Sharlene Leite dá aula de escrita há 15 anos. Das três alunas do DF com nota máxima na redação do exame, duas tiveram aulas com ela no ano passado.

Por Letícia Carvalho, G1 DF
Músicas do quarteto de rap Racionais MC’s, obras do escritor português José Saramago e textos do sociólogo espanhol Manuel Castells são alguns dos muitos recursos colocados em sala pela professora Sharlene Leite. Há 15 anos dando aulas de redação em Brasília, ela orientou duas das três estudantes que receberam nota mil no Exame Nacional do Ensino Médio (Enem) de 2018.

"Foi uma alegria muito grande receber essa notícia. A gente constrói junto e pega na mão dos estudantes. Posso dizer que, na minha sala de aula, a gente é feliz fazendo redações."

Dados divulgados pelo Instituto Nacional de Estudos e Pesquisas Educacionais Anísio Teixeira (Inep) mostram que, ao todo, 122.423 redações foram corrigidas nesta edição regular. Destas, apenas 55 em todo o país tiveram nota máxima.

Em 2017, as turmas orientadas por Sharlene bateram na trave – 48 vezes. Segundo ela, esse foi o número de alunos que tiraram 980 na prova de redação.

"Ver o resultado das meninas foi muito emocionante, porque da última vez fiquei ali no quase. É a realização de um trabalho", disse a professora.

Segundo a docente, às vezes, uma crase colocada de forma errada no texto pode fazer com que um concorrente deixe de pontuar a nota máxima. Por isso, ao longo do curso, Sharlene também se dedica a trabalhar, quase que exaustivamente, a estrutura das redações cobradas pelo Enem.

“Sou rígida com a estrutura mas, depois que conseguimos acertar com os alunos essa questão textual, focamos na construção do repertório sóciocultural deles. Trago juristas, especialistas em direitos humanos, cineastas, músicos para dentro da sala.”

Para a professora, cada vez mais, os estudantes que querem garantir uma boa colocação nos vestibulares precisam "sair da caixinha".

"Tem de ler diferentes coisas, tem de conhecer o mudo. Em uma das minhas aulas, por exemplo, os alunos analisaram letra por letra das músicas ‘Vida Loka’, dos Racionais MC’s, e 'Camaro amarelo', da dupla Munhoz e Mariano."

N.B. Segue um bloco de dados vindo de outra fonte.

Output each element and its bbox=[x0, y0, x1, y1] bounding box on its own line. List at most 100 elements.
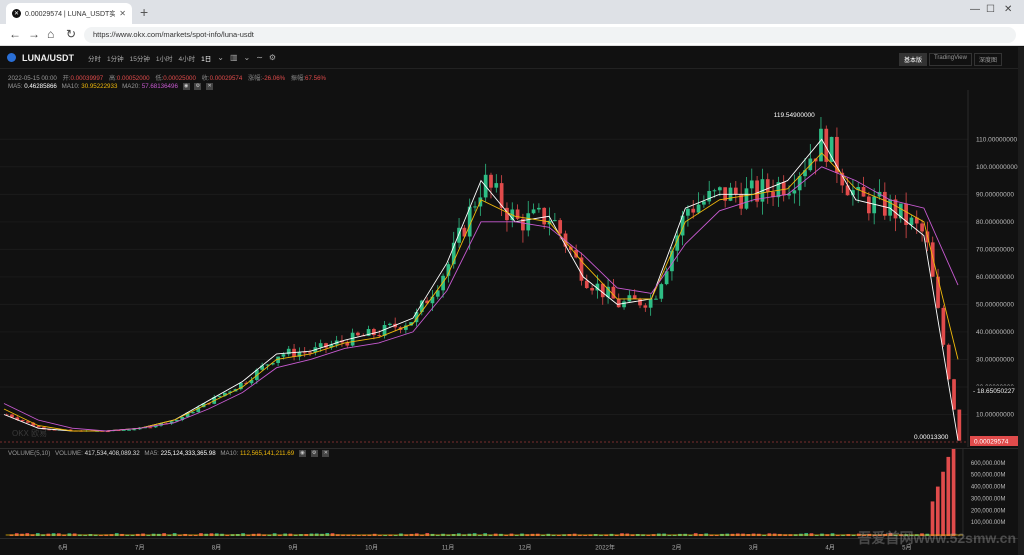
back-arrow-icon[interactable]: ← bbox=[9, 27, 21, 41]
candlestick bbox=[494, 174, 499, 193]
maximize-button[interactable]: ☐ bbox=[986, 4, 995, 15]
candlestick bbox=[505, 202, 509, 232]
volume-chart[interactable]: 600,000.00M 500,000.00M 400,000.00M 300,000… bbox=[0, 448, 1024, 538]
candlestick bbox=[898, 203, 903, 223]
candle-body bbox=[302, 352, 307, 354]
candle-body bbox=[952, 379, 956, 410]
home-icon[interactable]: ⌂ bbox=[47, 27, 54, 41]
volume-bar bbox=[941, 471, 945, 537]
volume-tick-label: 200,000.00M bbox=[971, 508, 1006, 514]
candle-body bbox=[217, 395, 222, 398]
price-tick-label: 40.00000000 bbox=[976, 329, 1014, 336]
reload-icon[interactable]: ↻ bbox=[66, 27, 76, 41]
symbol-name[interactable]: LUNA/USDT bbox=[22, 53, 74, 63]
price-tick-label: 90.00000000 bbox=[976, 191, 1014, 198]
candlestick bbox=[877, 179, 882, 200]
time-tick-label: 7月 bbox=[135, 544, 145, 551]
address-bar: ← → ⌂ ↻ https://www.okx.com/markets/spot… bbox=[0, 24, 1024, 46]
settings-icon[interactable]: ⚙ bbox=[194, 83, 202, 90]
okx-favicon-icon: ✕ bbox=[12, 9, 21, 18]
candlestick bbox=[686, 205, 690, 227]
eye-icon[interactable]: ◉ bbox=[182, 83, 190, 90]
candlestick bbox=[542, 207, 547, 230]
candlestick bbox=[659, 282, 664, 302]
candle-body bbox=[377, 335, 382, 337]
price-tick-label: 50.00000000 bbox=[976, 301, 1014, 308]
new-tab-button[interactable]: + bbox=[140, 4, 148, 20]
candle-body bbox=[893, 199, 898, 219]
price-tick-label: 100.00000000 bbox=[976, 164, 1018, 171]
amplitude-value: 67.56% bbox=[305, 75, 327, 82]
close-window-button[interactable]: ✕ bbox=[1004, 4, 1012, 15]
close-label: 收: bbox=[201, 75, 210, 82]
drawing-tool-icon[interactable]: ∼ bbox=[256, 53, 263, 62]
candlestick bbox=[952, 378, 956, 410]
interval-tab[interactable]: 分时 bbox=[88, 53, 101, 63]
candlestick bbox=[957, 409, 962, 441]
volume-bar bbox=[809, 533, 814, 537]
candle-body bbox=[318, 343, 323, 348]
interval-tab[interactable]: 1小时 bbox=[156, 53, 173, 63]
volume-tick-label: 600,000.00M bbox=[971, 461, 1006, 467]
chevron-down-icon[interactable]: ⌄ bbox=[244, 53, 251, 62]
candlestick bbox=[446, 261, 451, 283]
volume-bar bbox=[693, 533, 698, 537]
candle-body bbox=[632, 295, 637, 299]
price-tick-label: 60.00000000 bbox=[976, 274, 1014, 281]
candlestick bbox=[909, 214, 914, 230]
interval-tab[interactable]: 15分钟 bbox=[130, 53, 150, 63]
candle-body bbox=[819, 128, 823, 162]
time-tick-label: 8月 bbox=[212, 544, 222, 551]
open-label: 开: bbox=[62, 75, 71, 82]
candle-body bbox=[765, 179, 770, 192]
candle-body bbox=[792, 190, 797, 194]
candle-body bbox=[733, 187, 738, 195]
volume-tick-label: 500,000.00M bbox=[971, 473, 1006, 479]
interval-tab-active[interactable]: 1日 bbox=[201, 53, 211, 63]
candlestick bbox=[276, 356, 280, 367]
candle-body bbox=[686, 208, 690, 216]
candle-body bbox=[691, 208, 696, 213]
candlestick bbox=[238, 382, 243, 391]
candlestick bbox=[622, 298, 626, 310]
candle-body bbox=[957, 409, 962, 441]
url-input[interactable]: https://www.okx.com/markets/spot-info/lu… bbox=[84, 27, 1016, 43]
time-tick-label: 6月 bbox=[58, 544, 68, 551]
candle-body bbox=[281, 354, 286, 357]
close-icon[interactable]: ✕ bbox=[206, 83, 214, 90]
settings-icon[interactable]: ⚙ bbox=[269, 53, 276, 62]
page-scrollbar[interactable] bbox=[1018, 47, 1024, 555]
candlestick bbox=[904, 192, 908, 239]
low-price-label: 0.00013300 bbox=[914, 434, 949, 441]
interval-tab[interactable]: 4小时 bbox=[178, 53, 195, 63]
view-tab-depth[interactable]: 深度图 bbox=[973, 53, 1002, 66]
candle-body bbox=[430, 296, 435, 304]
candle-body bbox=[372, 329, 376, 336]
browser-tab[interactable]: ✕ 0.00029574 | LUNA_USDT实时行情 ✕ bbox=[6, 3, 132, 24]
candle-body bbox=[638, 298, 642, 306]
chevron-down-icon[interactable]: ⌄ bbox=[217, 53, 224, 62]
candlestick bbox=[733, 181, 738, 203]
volume-bar bbox=[325, 533, 330, 537]
volume-bar bbox=[425, 533, 430, 537]
candle-body bbox=[148, 427, 153, 429]
price-chart[interactable]: 110.00000000 100.00000000 90.00000000 80.00… bbox=[0, 90, 1024, 447]
interval-tab[interactable]: 1分钟 bbox=[107, 53, 124, 63]
view-tab-basic[interactable]: 基本版 bbox=[898, 53, 927, 66]
volume-bar bbox=[114, 533, 119, 537]
view-tab-tradingview[interactable]: TradingView bbox=[928, 53, 972, 66]
forward-arrow-icon[interactable]: → bbox=[28, 27, 40, 41]
candlestick bbox=[286, 345, 291, 357]
candlestick bbox=[707, 180, 712, 205]
candlestick bbox=[462, 225, 467, 239]
tab-close-icon[interactable]: ✕ bbox=[119, 9, 126, 18]
volume-bar bbox=[804, 533, 809, 537]
candlestick bbox=[866, 191, 871, 221]
minimize-button[interactable]: — bbox=[970, 4, 980, 15]
candle-body bbox=[936, 276, 940, 308]
indicator-icon[interactable]: ▥ bbox=[230, 53, 238, 62]
price-tick-label: 80.00000000 bbox=[976, 219, 1014, 226]
candle-body bbox=[930, 242, 935, 277]
candle-body bbox=[515, 209, 520, 219]
time-tick-label: 9月 bbox=[288, 544, 298, 551]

Além de ministrar a disciplina, Sharlene administra o Escrita Única Pré-Vestibular, que fica na Asa Sul. Apesar da grade comportar todas as outras matérias exigidas nos certames, a professora disse que o "forte do espaço é a redação".

"Todo mundo que entra aqui tem que seguir a excelência em redação. A correção dos textos é feita ao lado do aluno. No meu curso, ninguém recebe uma nota. As pessoas recebem um acompanhamento. A ideia é oferecer um curso humanizado."

18 anos e nota mil


A brasiliense Iohana Freitas tem 18 anos e alcançou a nota mil na redação do Enem — Foto: Letícia Carvalho/G1

Com apenas 18 anos de idade e um ano de cursinho, a brasiliense Iohana Freitas alcançou a nota mil na redação do Enem. O livro "Ensaio sobre a cegueira", do escritor português José Saramago, foi o trunfo.

Neste ano, os candidatos tiveram que fazer uma redação sobre "Manipulação do comportamento do usuário pelo controle de dados na internet".

Com base na leitura da obra e de conceitos do sociólogo e filósofo polonês Zygmunt Bauman, Iohana desenvolveu um texto sobre a “teoria da cegueira moral”:

“A teoria da cegueira moral é muito usada para exemplificar a sociedade brasileira. Comecei a relembrar dos debates sobre como as pessoas se fecham nas bolhas sociais delas. E esse controle dos dados faz com que você viva em um mundo fechado”, explicou a estudante, que sonha com uma vaga no curso de medicina da Escola Superior de Ciências da Saúde (ESCS).

A moradora do Riacho Fundo I contou que, embora soubesse que tinha feito uma boa redação, sequer considerava a chance de uma nota mil. "Não acreditava que ia acontecer. Quando acordei, olhei a nota, dei um pulo e corri para contar para a minha mãe”, lembrou.

Apesar do resultado, a jovem disse que aguarda o Sistema de Seleção Unificada (Sisu) para uma comemoração completa. "Meu foco ainda é a aprovação. A nota na redação foi metade do caminho andado."